Le magnifique théâtre Elgin, vieux de 100 ans, a été investi par le Toronto Symphony Orchestra (TSO) dimanche pour un événement cinématographique et musical très spécial. À l'occasion de la présentation en primeur mondiale de Visitors, le nouveau poème visuel de Godfrey Reggio, 66 musiciens du TSO étaient sur place pour jouer en direct la (magnifique) partition musicale composée par Philip Glass.

Mais le caractère événementiel de la soirée n'était pas seulement dû à son aspect de projection-concert. Visitors est en effet le premier film que propose Godfrey Reggio en 10 ans, soit depuis Naqoyqatsi, dernier volet d'une trilogie amorcée il y a 30 ans avec Koyaanisqatsi.

Tourné en noir et blanc, Visitors est un film sans paroles, dans lequel le cinéaste filme la vie, principalement à travers des visages humains captés au ralenti. Produit en outre par Phoebe Greenberg, du Centre PHI de Montréal, cet essai est présenté par Steven Soderbergh.

«J'aime toutes les formes d'art cinématographique, confiait le réalisateur de Traffic au cours d'un entretien accordé à La Presse au lendemain de la présentation. D'aussi loin que je me souvienne, je me suis toujours intéressé au cinéma expérimental. Comme j'admire le travail et la démarche de Godfrey, j'ai été honoré de soutenir la présentation de cette oeuvre, si tant est que mon nom puisse aider à attirer l'attention sur elle. Au moment où j'ai été approché, le film était déjà complètement terminé. Je n'ai pas fait partie de l'équipe de production.»
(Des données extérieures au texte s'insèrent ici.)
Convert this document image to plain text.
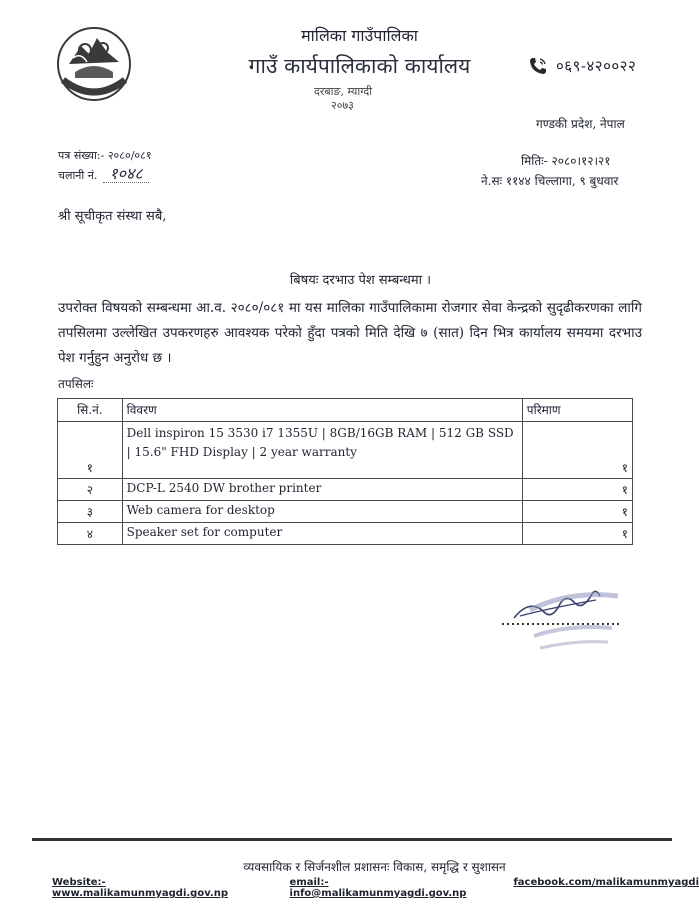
मालिका गाउँपालिका
गाउँ कार्यपालिकाको कार्यालय
दरबाङ, म्याग्दी
२०७३
०६९-४२००२२
गण्डकी प्रदेश, नेपाल
पत्र संख्या:- २०८०/०८१
चलानी नं. १०४८
मितिः- २०८०।१२।२१
ने.सः ११४४ चिल्लागा, ९ बुधवार
श्री सूचीकृत संस्था सबै,
बिषयः दरभाउ पेश सम्बन्धमा ।
उपरोक्त विषयको सम्बन्धमा आ.व. २०८०/०८१ मा यस मालिका गाउँपालिकामा रोजगार सेवा केन्द्रको सुदृढीकरणका लागि तपसिलमा उल्लेखित उपकरणहरु आवश्यक परेको हुँदा पत्रको मिति देखि ७ (सात) दिन भित्र कार्यालय समयमा दरभाउ पेश गर्नुहुन अनुरोध छ ।
तपसिलः
सि.नं.	विवरण	परिमाण
१	Dell inspiron 15 3530 i7 1355U | 8GB/16GB RAM | 512 GB SSD
| 15.6" FHD Display | 2 year warranty	१
२	DCP-L 2540 DW brother printer	१
३	Web camera for desktop	१
४	Speaker set for computer	१
व्यवसायिक र सिर्जनशील प्रशासनः विकास, समृद्धि र सुशासन
Website:-www.malikamunmyagdi.gov.np
email:-info@malikamunmyagdi.gov.np
facebook.com/malikamunmyagdi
Se tenant en marge du milieu du cinéma, et surtout de son «industrie», Godfrey Reggio peut néanmoins s'appuyer sur un public fidèle partout dans le monde.

Très sensible à la composition de ses images, notamment à la profondeur des noirs dans ce cas-ci, le cinéaste a toutefois vécu un peu difficilement la présence de petites lumières d'appoint dans la salle, lesquelles avaient pour effet d'éclairer un peu l'écran.

«Ça m'a rendu fou pendant 30 minutes!, s'exclame-t-il. Cela dit, c'était beaucoup plus satisfaisant d'entendre un orchestre jouer en direct plutôt qu'une bande préenregistrée. Les instruments ont alors valeur d'imperfection, surtout quand il y a près de 70 musiciens. Cela devient alors incroyablement vivant. Tu sens vibrer ces instruments d'une façon qui ne peut être ressentie dans un enregistrement studio. L'expérience sensorielle devient beaucoup plus réaliste dans son ensemble. À cet égard, le Toronto Symphony Orchestra m'a jeté par terre.»

Alors que son film le plus connu, Koyaanisqatsi, évoquait la folie du rythme de vie dans lequel sont désormais plongés ceux qui habitent dans les grandes villes, Visitors impose au contraire un rythme contemplatif qui incite à la méditation.